At the time, Daniel had told him that God's actions were one single mystery and it made no sense to try to explain them by some scientific hypothesis or other. That was what he himself believed or strove to believe then. For him, faith had represented a path that led from inhuman conditions towards humanity: Jesus embodied the spirit at a time when matter was invoked on every hand and science was proclaimed as the all-powerful conqueror of truth. Jesus represented love that had to be defended, when hatred was proclaimed as the driving force of history. The language of Scripture had sounded like music amidst the cacophonous caterwauling of the political leaders' speeches from every radio and television set. The hatred showered on Jesus's teaching by those who embodied violence, hypocrisy and treason, and who despised the free or independent spirit, had seemed to confirm the truth of those who then stood by Him — persecuted and mocked as in the early days of Christianity. The world seemed divided between good and evil by a clear and straight boundary.

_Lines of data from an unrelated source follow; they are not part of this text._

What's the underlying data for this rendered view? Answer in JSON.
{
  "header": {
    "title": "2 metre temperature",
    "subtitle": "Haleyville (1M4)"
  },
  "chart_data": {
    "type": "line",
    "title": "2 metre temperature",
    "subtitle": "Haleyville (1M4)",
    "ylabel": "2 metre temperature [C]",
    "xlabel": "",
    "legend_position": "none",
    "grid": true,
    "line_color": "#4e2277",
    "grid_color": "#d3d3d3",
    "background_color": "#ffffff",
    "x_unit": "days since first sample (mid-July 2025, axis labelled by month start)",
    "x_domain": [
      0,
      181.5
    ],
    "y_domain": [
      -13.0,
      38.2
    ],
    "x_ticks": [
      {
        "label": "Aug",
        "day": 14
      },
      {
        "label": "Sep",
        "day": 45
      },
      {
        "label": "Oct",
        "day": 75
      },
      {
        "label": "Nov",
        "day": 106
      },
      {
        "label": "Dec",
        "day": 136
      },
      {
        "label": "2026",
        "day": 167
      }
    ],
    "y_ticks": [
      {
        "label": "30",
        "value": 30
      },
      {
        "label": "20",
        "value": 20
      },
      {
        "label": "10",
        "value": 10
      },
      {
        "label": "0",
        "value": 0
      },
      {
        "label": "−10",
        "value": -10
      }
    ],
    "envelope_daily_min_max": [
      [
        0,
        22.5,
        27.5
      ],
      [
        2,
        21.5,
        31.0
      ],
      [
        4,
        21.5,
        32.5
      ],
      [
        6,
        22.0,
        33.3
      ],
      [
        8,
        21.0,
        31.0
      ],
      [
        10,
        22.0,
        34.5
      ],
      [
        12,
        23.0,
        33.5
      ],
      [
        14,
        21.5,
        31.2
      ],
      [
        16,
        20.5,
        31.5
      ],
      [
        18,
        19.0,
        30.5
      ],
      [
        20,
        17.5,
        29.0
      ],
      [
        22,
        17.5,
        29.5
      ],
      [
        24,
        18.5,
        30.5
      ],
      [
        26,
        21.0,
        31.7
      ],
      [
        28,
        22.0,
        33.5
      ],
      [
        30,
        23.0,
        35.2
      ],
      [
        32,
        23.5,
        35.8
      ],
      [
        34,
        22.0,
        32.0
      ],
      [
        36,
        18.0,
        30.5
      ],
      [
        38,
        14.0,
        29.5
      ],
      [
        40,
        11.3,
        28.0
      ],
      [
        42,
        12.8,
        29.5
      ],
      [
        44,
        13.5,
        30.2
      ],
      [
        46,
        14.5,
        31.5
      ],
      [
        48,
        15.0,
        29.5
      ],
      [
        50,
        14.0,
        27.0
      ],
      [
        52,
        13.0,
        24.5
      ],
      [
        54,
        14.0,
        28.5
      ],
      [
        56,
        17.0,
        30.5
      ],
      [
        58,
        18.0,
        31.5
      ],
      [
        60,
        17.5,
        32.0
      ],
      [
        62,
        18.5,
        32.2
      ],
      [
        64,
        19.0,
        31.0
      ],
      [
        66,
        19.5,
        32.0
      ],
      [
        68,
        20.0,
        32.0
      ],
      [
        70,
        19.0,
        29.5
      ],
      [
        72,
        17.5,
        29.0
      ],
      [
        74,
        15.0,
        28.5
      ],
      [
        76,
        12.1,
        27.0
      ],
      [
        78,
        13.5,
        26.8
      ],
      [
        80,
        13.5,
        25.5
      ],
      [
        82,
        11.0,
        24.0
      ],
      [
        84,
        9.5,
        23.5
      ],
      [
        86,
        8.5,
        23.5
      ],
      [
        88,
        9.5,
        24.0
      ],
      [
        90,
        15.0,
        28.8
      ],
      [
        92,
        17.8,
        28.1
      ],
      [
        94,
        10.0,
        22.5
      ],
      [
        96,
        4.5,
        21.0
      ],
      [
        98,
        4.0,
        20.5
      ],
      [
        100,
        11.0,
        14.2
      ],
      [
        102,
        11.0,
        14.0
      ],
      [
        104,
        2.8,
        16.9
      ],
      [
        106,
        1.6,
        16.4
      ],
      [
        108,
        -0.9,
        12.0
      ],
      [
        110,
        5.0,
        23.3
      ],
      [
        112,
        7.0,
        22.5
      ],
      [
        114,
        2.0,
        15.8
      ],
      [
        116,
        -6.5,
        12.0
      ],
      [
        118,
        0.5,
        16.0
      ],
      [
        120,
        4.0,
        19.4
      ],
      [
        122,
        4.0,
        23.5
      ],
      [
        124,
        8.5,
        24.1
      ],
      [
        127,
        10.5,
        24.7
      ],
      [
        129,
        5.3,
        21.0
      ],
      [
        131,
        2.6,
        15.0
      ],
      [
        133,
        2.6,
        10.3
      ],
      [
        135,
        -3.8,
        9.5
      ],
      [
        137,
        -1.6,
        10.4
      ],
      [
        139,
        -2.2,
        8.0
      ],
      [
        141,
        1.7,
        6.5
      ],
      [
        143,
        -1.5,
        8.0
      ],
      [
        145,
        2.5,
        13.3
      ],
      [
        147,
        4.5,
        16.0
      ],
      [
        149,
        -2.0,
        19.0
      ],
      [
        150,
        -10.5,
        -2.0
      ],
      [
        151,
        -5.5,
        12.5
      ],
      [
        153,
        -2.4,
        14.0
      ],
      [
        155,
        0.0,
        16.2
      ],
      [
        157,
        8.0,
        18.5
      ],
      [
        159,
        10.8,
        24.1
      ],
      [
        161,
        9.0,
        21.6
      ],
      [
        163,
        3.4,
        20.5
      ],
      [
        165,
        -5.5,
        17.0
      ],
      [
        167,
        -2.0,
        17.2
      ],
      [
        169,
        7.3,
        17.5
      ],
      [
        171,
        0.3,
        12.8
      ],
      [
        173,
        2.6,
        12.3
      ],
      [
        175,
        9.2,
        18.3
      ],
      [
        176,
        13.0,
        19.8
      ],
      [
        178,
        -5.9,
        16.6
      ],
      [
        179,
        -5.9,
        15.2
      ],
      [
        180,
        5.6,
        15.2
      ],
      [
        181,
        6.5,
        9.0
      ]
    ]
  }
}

The boundaries were now crumbling, both within people and outside them. The doubts that Daniel had thrust deep into his subconscious suddenly surfaced. The words that until recently he had solemnly proclaimed — aware of the greatness of the message they carried — now stuck in his throat.

The event at Bethlehem had probably occurred quite differently from the way he had so far expounded it, and therefore its significance was also different. It was mankind who, in their age-old longing to escape the inevitability with which life always ended in death, and in the spirit of the ancient myths and archetypes, had thought up both a royal and a divine origin for the crucified Christ, and devised His birth and hence His divine nature which they then proceeded to debate in subsequent centuries.